Autour de Gahila

Cette petite nouvelle n'est pas un extrait de Gahila, mais plutôt ce que des anonymes pourraient vivre autour de l'histoire principale.

 

Andar, village de pêcheurs, année 2793.

 

 

Tunnel dix-sept, atelier numéro deux. Une flopée de lasers d’épaules et de composants encombre de vieux zincs aux pieds fixés dans un sol de béton effrité par le temps.

Bien alignées le long des murs gris, des vasques emplies de liquide noir en côtoient d’autres dont les reflets argentés égayent la pénombre.

La porte de métal s’entrouvre en silence sur un homme qui laisse passer un jeune garçon. La pièce, éclairée d’une faible lumière orangée, semble s’animer du halo blanchâtre qui émane de ces petits corps.

L’enfant escalade un haut tabouret pour observer les armes des anciens tandis que son père commence ses explications.

– Les lasers de poings sont trop miniaturisés pour qu’on puisse les exploiter avec l’équipement actuel, mais nous pouvons doter ceux-là de plaques solaires amplifiées, comme tu peux le voir.

Tior, âgé de six ans, ne pose pas de questions. Depuis sa naissance, il baigne dans un climat de répression. Il sait que le nouveau roi incite ses partisans à les exterminer, eux, les mutants du nuage toxique, parce qu’à ses yeux, ils ne représentent qu’une erreur provoquée par l’explosion de la centrale, une insulte à leur infécondité.

Tior veut vivre le peu de temps que la nature lui a accordé, car les anciens affirment qu’il en a le droit, que le souverain précédent condamnait celui qui osait porter atteinte à la vie, même la leur.

 

Avant, ils pouvaient voir la grosse planète de gaz effleurer l’eau du fleuve, ils pouvaient échanger avec les « sains ». Aujourd’hui, ils doivent s’enterrer été comme hiver, tuer ou mourir. Ou les deux à la fois.

 

Tous les jours, Tior rejoint la foule qui accueille le retour des guerriers, son cœur bat toujours trop fort quand il cherche son père parmi les vigiles fatigués. Il sait qu’un jour il ne reviendra pas. Il ressent la même peur lorsque l’équipe de ravitaillement remonte à la surface.

 

– Ici, tu récupères le dech avec précaution, reprend-il. Tu le transfères dans ce récipient pour provoquer une réaction avec cette substance brillante : le bo-oul liquéfié. Malia va t’instruire.

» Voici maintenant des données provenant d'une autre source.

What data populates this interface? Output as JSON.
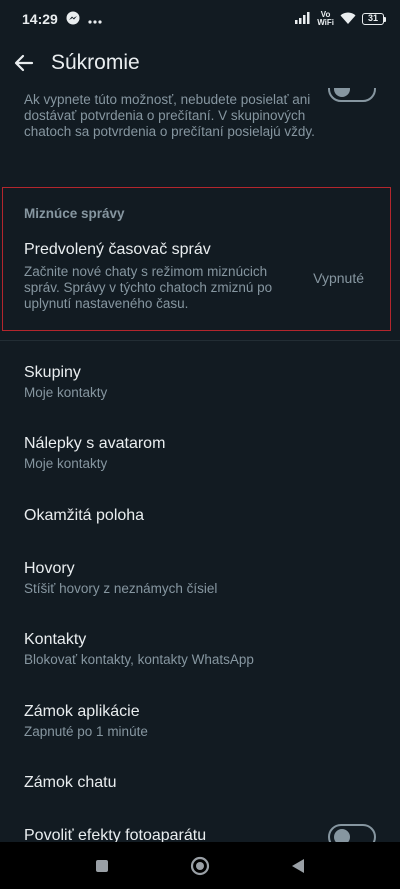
{
  "status_bar": {
    "time": "14:29",
    "volte_line1": "Vo",
    "volte_line2": "WiFi",
    "battery": "31",
    "icons": [
      "messenger-icon",
      "more-dots-icon",
      "signal-icon",
      "wifi-icon",
      "battery-icon"
    ]
  },
  "app_bar": {
    "title": "Súkromie",
    "back_icon": "arrow-left-icon"
  },
  "read_receipts_fragment": {
    "description": "Ak vypnete túto možnosť, nebudete posielať ani dostávať potvrdenia o prečítaní. V skupinových chatoch sa potvrdenia o prečítaní posielajú vždy.",
    "toggle_on": false
  },
  "disappearing_messages": {
    "header": "Miznúce správy",
    "timer_title": "Predvolený časovač správ",
    "timer_description": "Začnite nové chaty s režimom miznúcich správ. Správy v týchto chatoch zmiznú po uplynutí nastaveného času.",
    "timer_value": "Vypnuté",
    "highlight_color": "#b3262d"
  },
  "settings": [
    {
      "title": "Skupiny",
      "subtitle": "Moje kontakty"
    },
    {
      "title": "Nálepky s avatarom",
      "subtitle": "Moje kontakty"
    },
    {
      "title": "Okamžitá poloha",
      "subtitle": ""
    },
    {
      "title": "Hovory",
      "subtitle": "Stíšiť hovory z neznámych čísiel"
    },
    {
      "title": "Kontakty",
      "subtitle": "Blokovať kontakty, kontakty WhatsApp"
    },
    {
      "title": "Zámok aplikácie",
      "subtitle": "Zapnuté po 1 minúte"
    },
    {
      "title": "Zámok chatu",
      "subtitle": ""
    },
    {
      "title": "Povoliť efekty fotoaparátu",
      "subtitle": "",
      "toggle_on": false
    }
  ],
  "nav_bar": {
    "icons": [
      "recents-square-icon",
      "home-circle-icon",
      "back-triangle-icon"
    ]
  },
  "colors": {
    "background": "#121b22",
    "primary_text": "#e9edef",
    "secondary_text": "#8696a0",
    "divider": "#222d34"
  }
}
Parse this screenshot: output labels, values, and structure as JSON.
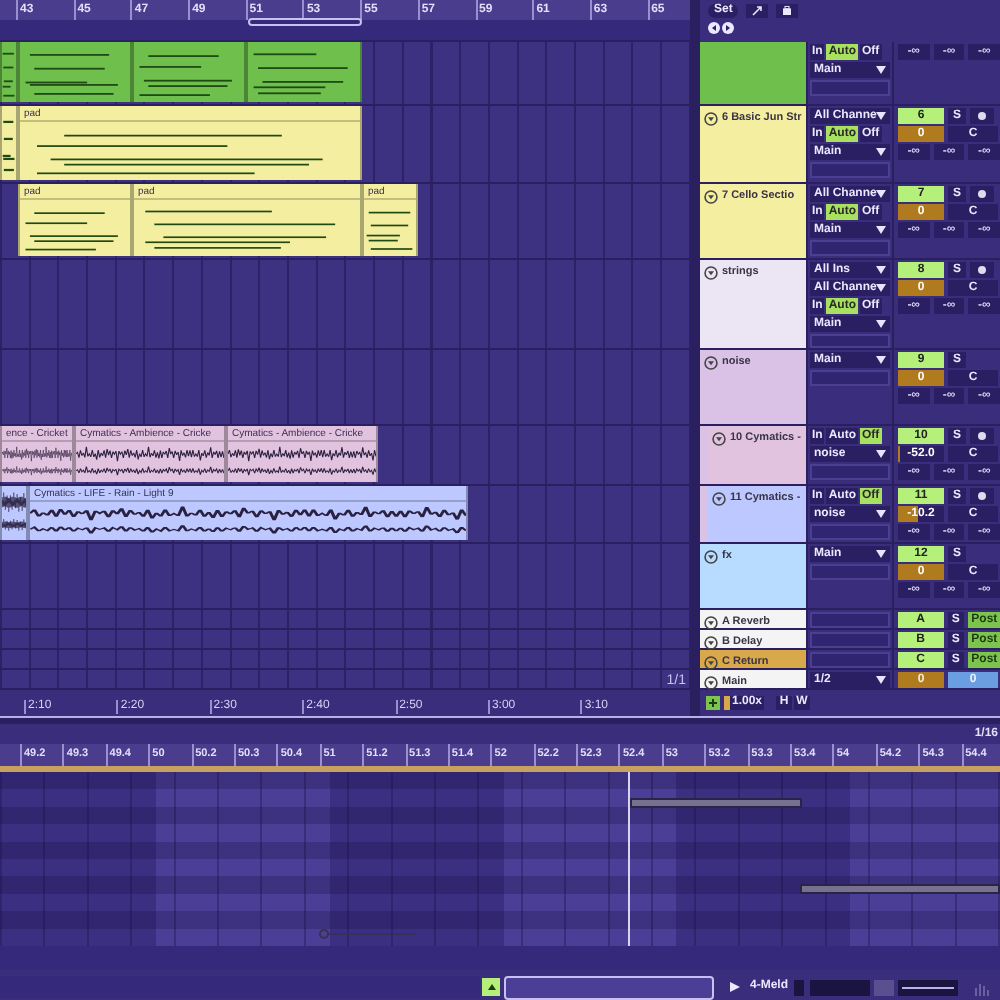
{
  "ruler": {
    "bars": [
      "43",
      "45",
      "47",
      "49",
      "51",
      "53",
      "55",
      "57",
      "59",
      "61",
      "63",
      "65"
    ]
  },
  "toolbar": {
    "set": "Set"
  },
  "tracks": [
    {
      "color": "#6ebf4c",
      "clips": [
        {
          "kind": "midi"
        },
        {
          "kind": "midi"
        },
        {
          "kind": "midi"
        },
        {
          "kind": "midi"
        }
      ],
      "io": [
        {
          "kind": "monitor",
          "buttons": [
            {
              "label": "In",
              "selected": false
            },
            {
              "label": "Auto",
              "selected": true
            },
            {
              "label": "Off",
              "selected": false
            }
          ]
        },
        {
          "kind": "select",
          "value": "Main"
        },
        {
          "kind": "field"
        }
      ],
      "mixer": [
        {
          "kind": "sends",
          "values": [
            "-∞",
            "-∞",
            "-∞"
          ]
        }
      ]
    },
    {
      "name": "6 Basic Jun Str",
      "color": "#f4eea0",
      "clips": [
        {
          "kind": "midi"
        },
        {
          "kind": "midi",
          "name": "pad"
        }
      ],
      "io": [
        {
          "kind": "select",
          "value": "All Channe"
        },
        {
          "kind": "monitor",
          "buttons": [
            {
              "label": "In",
              "selected": false
            },
            {
              "label": "Auto",
              "selected": true
            },
            {
              "label": "Off",
              "selected": false
            }
          ]
        },
        {
          "kind": "select",
          "value": "Main"
        },
        {
          "kind": "field"
        }
      ],
      "mixer": [
        {
          "kind": "track",
          "number": "6",
          "solo": "S",
          "arm": true
        },
        {
          "kind": "volume",
          "value": "0",
          "level": 1,
          "pan": "C"
        },
        {
          "kind": "sends",
          "values": [
            "-∞",
            "-∞",
            "-∞"
          ]
        }
      ]
    },
    {
      "name": "7 Cello Sectio",
      "color": "#f4eea0",
      "clips": [
        {
          "kind": "midi",
          "name": "pad"
        },
        {
          "kind": "midi",
          "name": "pad"
        },
        {
          "kind": "midi",
          "name": "pad"
        }
      ],
      "io": [
        {
          "kind": "select",
          "value": "All Channe"
        },
        {
          "kind": "monitor",
          "buttons": [
            {
              "label": "In",
              "selected": false
            },
            {
              "label": "Auto",
              "selected": true
            },
            {
              "label": "Off",
              "selected": false
            }
          ]
        },
        {
          "kind": "select",
          "value": "Main"
        },
        {
          "kind": "field"
        }
      ],
      "mixer": [
        {
          "kind": "track",
          "number": "7",
          "solo": "S",
          "arm": true
        },
        {
          "kind": "volume",
          "value": "0",
          "level": 1,
          "pan": "C"
        },
        {
          "kind": "sends",
          "values": [
            "-∞",
            "-∞",
            "-∞"
          ]
        }
      ]
    },
    {
      "name": "strings",
      "color": "#ece6f4",
      "io": [
        {
          "kind": "select",
          "value": "All Ins"
        },
        {
          "kind": "select",
          "value": "All Channe"
        },
        {
          "kind": "monitor",
          "buttons": [
            {
              "label": "In",
              "selected": false
            },
            {
              "label": "Auto",
              "selected": true
            },
            {
              "label": "Off",
              "selected": false
            }
          ]
        },
        {
          "kind": "select",
          "value": "Main"
        },
        {
          "kind": "field"
        }
      ],
      "mixer": [
        {
          "kind": "track",
          "number": "8",
          "solo": "S",
          "arm": true
        },
        {
          "kind": "volume",
          "value": "0",
          "level": 1,
          "pan": "C"
        },
        {
          "kind": "sends",
          "values": [
            "-∞",
            "-∞",
            "-∞"
          ]
        }
      ]
    },
    {
      "name": "noise",
      "color": "#d9c2e6",
      "io": [
        {
          "kind": "select",
          "value": "Main"
        },
        {
          "kind": "field"
        }
      ],
      "mixer": [
        {
          "kind": "track",
          "number": "9",
          "solo": "S",
          "arm": false
        },
        {
          "kind": "volume",
          "value": "0",
          "level": 1,
          "pan": "C"
        },
        {
          "kind": "sends",
          "values": [
            "-∞",
            "-∞",
            "-∞"
          ]
        }
      ],
      "children": [
        {
          "name": "10 Cymatics -",
          "color": "#e2c3df",
          "clips": [
            {
              "kind": "audio",
              "name": "ence - Cricket"
            },
            {
              "kind": "audio",
              "name": "Cymatics - Ambience - Cricke"
            },
            {
              "kind": "audio",
              "name": "Cymatics - Ambience - Cricke"
            }
          ],
          "io": [
            {
              "kind": "monitor",
              "buttons": [
                {
                  "label": "In",
                  "selected": false
                },
                {
                  "label": "Auto",
                  "selected": false
                },
                {
                  "label": "Off",
                  "selected": true
                }
              ]
            },
            {
              "kind": "select",
              "value": "noise"
            },
            {
              "kind": "field"
            }
          ],
          "mixer": [
            {
              "kind": "track",
              "number": "10",
              "solo": "S",
              "arm": true
            },
            {
              "kind": "volume",
              "value": "-52.0",
              "level": 0.05,
              "pan": "C"
            },
            {
              "kind": "sends",
              "values": [
                "-∞",
                "-∞",
                "-∞"
              ]
            }
          ]
        },
        {
          "name": "11 Cymatics -",
          "color": "#bcc8ff",
          "clips": [
            {
              "kind": "audio"
            },
            {
              "kind": "audio",
              "name": "Cymatics - LIFE - Rain - Light 9"
            }
          ],
          "io": [
            {
              "kind": "monitor",
              "buttons": [
                {
                  "label": "In",
                  "selected": false
                },
                {
                  "label": "Auto",
                  "selected": false
                },
                {
                  "label": "Off",
                  "selected": true
                }
              ]
            },
            {
              "kind": "select",
              "value": "noise"
            },
            {
              "kind": "field"
            }
          ],
          "mixer": [
            {
              "kind": "track",
              "number": "11",
              "solo": "S",
              "arm": true
            },
            {
              "kind": "volume",
              "value": "-10.2",
              "level": 0.45,
              "pan": "C"
            },
            {
              "kind": "sends",
              "values": [
                "-∞",
                "-∞",
                "-∞"
              ]
            }
          ]
        }
      ]
    },
    {
      "name": "fx",
      "color": "#b8dcff",
      "io": [
        {
          "kind": "select",
          "value": "Main"
        },
        {
          "kind": "field"
        }
      ],
      "mixer": [
        {
          "kind": "track",
          "number": "12",
          "solo": "S",
          "arm": false
        },
        {
          "kind": "volume",
          "value": "0",
          "level": 1,
          "pan": "C"
        },
        {
          "kind": "sends",
          "values": [
            "-∞",
            "-∞",
            "-∞"
          ]
        }
      ]
    },
    {
      "name": "A Reverb",
      "color": "#f4f4f4",
      "io": [
        {
          "kind": "field"
        }
      ],
      "mixer": [
        {
          "kind": "return",
          "letter": "A",
          "solo": "S",
          "post": "Post"
        }
      ]
    },
    {
      "name": "B Delay",
      "color": "#f4f4f4",
      "io": [
        {
          "kind": "field"
        }
      ],
      "mixer": [
        {
          "kind": "return",
          "letter": "B",
          "solo": "S",
          "post": "Post"
        }
      ]
    },
    {
      "name": "C Return",
      "color": "#d9a84a",
      "io": [
        {
          "kind": "field"
        }
      ],
      "mixer": [
        {
          "kind": "return",
          "letter": "C",
          "solo": "S",
          "post": "Post"
        }
      ]
    },
    {
      "name": "Main",
      "color": "#f4f4f4",
      "io": [
        {
          "kind": "select",
          "value": "1/2"
        }
      ],
      "mixer": [
        {
          "kind": "main",
          "value": "0",
          "pan": "0"
        }
      ]
    }
  ],
  "time_ruler": {
    "labels": [
      "2:10",
      "2:20",
      "2:30",
      "2:40",
      "2:50",
      "3:00",
      "3:10"
    ],
    "zoom": "1/1"
  },
  "mixer_footer": {
    "rate": "1.00x",
    "buttons": [
      "H",
      "W"
    ]
  },
  "detail": {
    "grid": "1/16",
    "beats": [
      "49.2",
      "49.3",
      "49.4",
      "50",
      "50.2",
      "50.3",
      "50.4",
      "51",
      "51.2",
      "51.3",
      "51.4",
      "52",
      "52.2",
      "52.3",
      "52.4",
      "53",
      "53.2",
      "53.3",
      "53.4",
      "54",
      "54.2",
      "54.3",
      "54.4"
    ]
  },
  "status_bar": {
    "clip_name": "4-Meld"
  }
}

L’homme le laisse entre les mains de l’adolescente, car il ignore le reste de la démarche. Lui ne vit que pour défendre les siens.

 

Malia s’occupe de la partie chimie. Elle lui dit que quand elle n’aura plus rien à lui enseigner, il rejoindra Mouss qui travaille au secteur optique.

 

En un an, Tior devient expert en armement. Sur deux années, avec d’autres enfants, il remet en état mille six cents lasers issus de la technologie des anciens.

 

***

 

Ce soir-là, ils rangent le matériel avant de rejoindre le camp installé au troisième sous-sol, sur les rails du métro des anciens. Le souffle de leur lune parcourt les tunnels et forme des tourbillons de poussière grise qui piquent les yeux. Alors, ils attendent l’accalmie en plaisantant. Le travail est minutieux, mais pas soutenu, ils ne sont esclaves que de la guerre et ses impératifs. Les picotements du béton sur les parois d’acier cachent un autre son, celui du feulement d’une meute de tueurs assoiffée de haine. Ils n’entendent rien des pas précipités. À l’instant où la porte cogne violemment contre le mur, il est trop tard, les carreaux d’arbalètes sifflent et atteignent leur but.

C’est fini.

 

Les nettoyeurs vident le complexe de son matériel, exécutent les résistants dans la nuit et, sans avertissement, stérilisent les lieux par le feu.

 

***

 

Un an après le drame, au huitième sous-sol, tunnel quinze, Elfh, huit ans, passe une porte métallique que lui ouvre son grand frère.